According to figures from HFEA, only 26 percent (1 in 5) women who completed egg retrievals before the age of 35 successfully became pregnant later on. That likelihood drops further to 13 percent for women who froze their eggs after turning 35.
It’s worth noting that, in the UK, the average age of egg retrieval and freezing is 38 years old. It’s also interesting that doctors report that many of their patients have ended up becoming pregnant naturally or decided not to become parents at all.
In light of all this, doctors have advised patients to treat egg freezing as having a ‘lottery ticket’ rather than an ‘insurance policy’ for parenthood. Going through the procedures (and paying for them) does not guarantee individuals will (or want to) have a child.
Though the chances of pregnancy are slightly increased, the sum of money spent throughout the process can leave many individuals financially worse off as fees mount up at every stage.

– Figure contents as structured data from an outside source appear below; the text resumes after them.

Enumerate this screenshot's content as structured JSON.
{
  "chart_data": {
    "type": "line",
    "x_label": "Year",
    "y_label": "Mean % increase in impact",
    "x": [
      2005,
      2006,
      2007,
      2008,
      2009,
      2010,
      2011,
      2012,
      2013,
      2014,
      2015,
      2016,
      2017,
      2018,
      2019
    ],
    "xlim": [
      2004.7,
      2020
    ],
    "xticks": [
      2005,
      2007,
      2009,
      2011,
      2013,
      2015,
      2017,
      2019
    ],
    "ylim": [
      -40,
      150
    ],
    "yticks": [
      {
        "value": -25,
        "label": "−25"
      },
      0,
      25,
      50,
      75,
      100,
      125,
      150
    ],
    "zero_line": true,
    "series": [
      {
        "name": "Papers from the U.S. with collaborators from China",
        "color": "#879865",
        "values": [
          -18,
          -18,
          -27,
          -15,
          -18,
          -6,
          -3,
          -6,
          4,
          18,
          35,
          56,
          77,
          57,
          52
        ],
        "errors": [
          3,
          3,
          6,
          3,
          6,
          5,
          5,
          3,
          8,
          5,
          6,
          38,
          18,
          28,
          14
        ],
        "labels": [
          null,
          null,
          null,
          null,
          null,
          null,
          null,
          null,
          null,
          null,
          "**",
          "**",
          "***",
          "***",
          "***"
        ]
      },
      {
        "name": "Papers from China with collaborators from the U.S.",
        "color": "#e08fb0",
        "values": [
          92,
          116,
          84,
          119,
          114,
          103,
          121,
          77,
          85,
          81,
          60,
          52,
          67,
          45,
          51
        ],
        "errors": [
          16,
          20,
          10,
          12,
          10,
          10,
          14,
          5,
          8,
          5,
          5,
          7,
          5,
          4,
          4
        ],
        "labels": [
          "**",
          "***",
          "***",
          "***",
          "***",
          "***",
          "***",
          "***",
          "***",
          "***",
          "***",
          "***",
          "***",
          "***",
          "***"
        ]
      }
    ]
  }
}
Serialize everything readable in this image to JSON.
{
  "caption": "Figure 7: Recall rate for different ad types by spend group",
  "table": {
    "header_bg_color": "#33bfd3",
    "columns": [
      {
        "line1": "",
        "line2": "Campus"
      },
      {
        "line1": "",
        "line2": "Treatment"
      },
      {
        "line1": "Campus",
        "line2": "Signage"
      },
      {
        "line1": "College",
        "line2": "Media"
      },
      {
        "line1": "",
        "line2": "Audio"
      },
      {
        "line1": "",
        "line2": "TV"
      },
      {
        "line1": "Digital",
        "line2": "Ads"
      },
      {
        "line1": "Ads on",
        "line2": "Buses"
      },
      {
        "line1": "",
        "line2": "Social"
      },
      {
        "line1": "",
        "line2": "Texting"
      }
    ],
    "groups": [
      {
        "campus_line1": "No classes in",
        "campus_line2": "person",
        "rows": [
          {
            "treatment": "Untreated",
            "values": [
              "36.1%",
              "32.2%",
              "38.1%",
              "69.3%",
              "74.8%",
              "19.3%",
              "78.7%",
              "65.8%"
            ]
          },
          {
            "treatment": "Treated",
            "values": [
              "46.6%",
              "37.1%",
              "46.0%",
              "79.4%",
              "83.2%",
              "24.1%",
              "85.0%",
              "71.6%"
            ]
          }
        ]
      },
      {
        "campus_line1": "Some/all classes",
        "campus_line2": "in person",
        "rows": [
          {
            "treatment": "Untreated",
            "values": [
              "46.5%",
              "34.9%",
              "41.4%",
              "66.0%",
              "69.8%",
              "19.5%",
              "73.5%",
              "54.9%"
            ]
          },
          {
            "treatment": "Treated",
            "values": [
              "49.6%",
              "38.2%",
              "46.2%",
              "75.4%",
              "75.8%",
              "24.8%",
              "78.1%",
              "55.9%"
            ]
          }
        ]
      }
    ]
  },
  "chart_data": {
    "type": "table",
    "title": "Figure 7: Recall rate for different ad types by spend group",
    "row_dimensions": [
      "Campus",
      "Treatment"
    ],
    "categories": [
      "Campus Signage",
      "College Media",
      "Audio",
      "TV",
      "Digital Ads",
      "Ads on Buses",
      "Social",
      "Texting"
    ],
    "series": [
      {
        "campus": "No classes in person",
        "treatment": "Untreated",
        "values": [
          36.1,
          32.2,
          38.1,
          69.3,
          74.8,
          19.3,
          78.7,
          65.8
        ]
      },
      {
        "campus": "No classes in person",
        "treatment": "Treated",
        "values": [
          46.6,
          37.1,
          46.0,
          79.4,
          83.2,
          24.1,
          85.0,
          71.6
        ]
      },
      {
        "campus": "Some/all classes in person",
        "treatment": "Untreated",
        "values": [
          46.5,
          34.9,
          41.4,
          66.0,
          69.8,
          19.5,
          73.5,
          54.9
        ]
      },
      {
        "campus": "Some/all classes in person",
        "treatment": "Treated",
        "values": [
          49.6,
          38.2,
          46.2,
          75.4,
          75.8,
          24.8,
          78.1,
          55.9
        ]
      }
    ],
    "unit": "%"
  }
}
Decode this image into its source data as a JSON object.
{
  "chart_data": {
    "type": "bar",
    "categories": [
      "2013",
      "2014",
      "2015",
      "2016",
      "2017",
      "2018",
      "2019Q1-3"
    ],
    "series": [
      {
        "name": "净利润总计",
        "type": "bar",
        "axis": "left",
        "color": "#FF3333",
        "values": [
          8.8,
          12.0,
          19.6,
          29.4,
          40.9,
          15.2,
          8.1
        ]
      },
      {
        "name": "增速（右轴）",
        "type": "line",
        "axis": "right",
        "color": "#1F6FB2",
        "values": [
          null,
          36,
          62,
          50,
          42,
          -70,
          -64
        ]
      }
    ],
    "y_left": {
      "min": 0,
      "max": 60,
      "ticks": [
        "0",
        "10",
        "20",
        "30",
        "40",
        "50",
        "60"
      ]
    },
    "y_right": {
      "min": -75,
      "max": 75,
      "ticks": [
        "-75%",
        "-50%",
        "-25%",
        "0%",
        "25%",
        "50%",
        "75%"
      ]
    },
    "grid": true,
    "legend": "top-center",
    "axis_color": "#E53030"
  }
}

Injected hormones, egg collection, storage, and later rounds of IVF to produce a healthy embryo are costly when the number of rounds needed is unpredictable. As a result, many are automatically excluded from having a better chance at parenthood.
In the UK, egg-freezing services are not currently available for free on the NHS. Women having medical treatment that affects fertility are often the only exception.
In the US healthcare system, undergoing the process via fertility clinics is extremely expensive, often costing over $15,000. Avoiding these expenses has meant swathes of American women are travelling to Europe to freeze their eggs on the cheap.
There are online resources for those interested in weighing costs, outlining total price estimates per cycle. Currently, Spain, the Czech Republic, Greece, and Russia are the best places for egg freezing without having to fork out their entire savings.
Still, even in the cheapest regions, egg freezing can cost several thousand dollars. Considering this, a vast majority of people are being squeezed out of the possibility to heighten their chance of having a family later on in life.
Though many people experience life-changing positive success with egg freezing, it’s clear that the costs and benefits of egg freezing must be better outlined by doctors and clinics everywhere.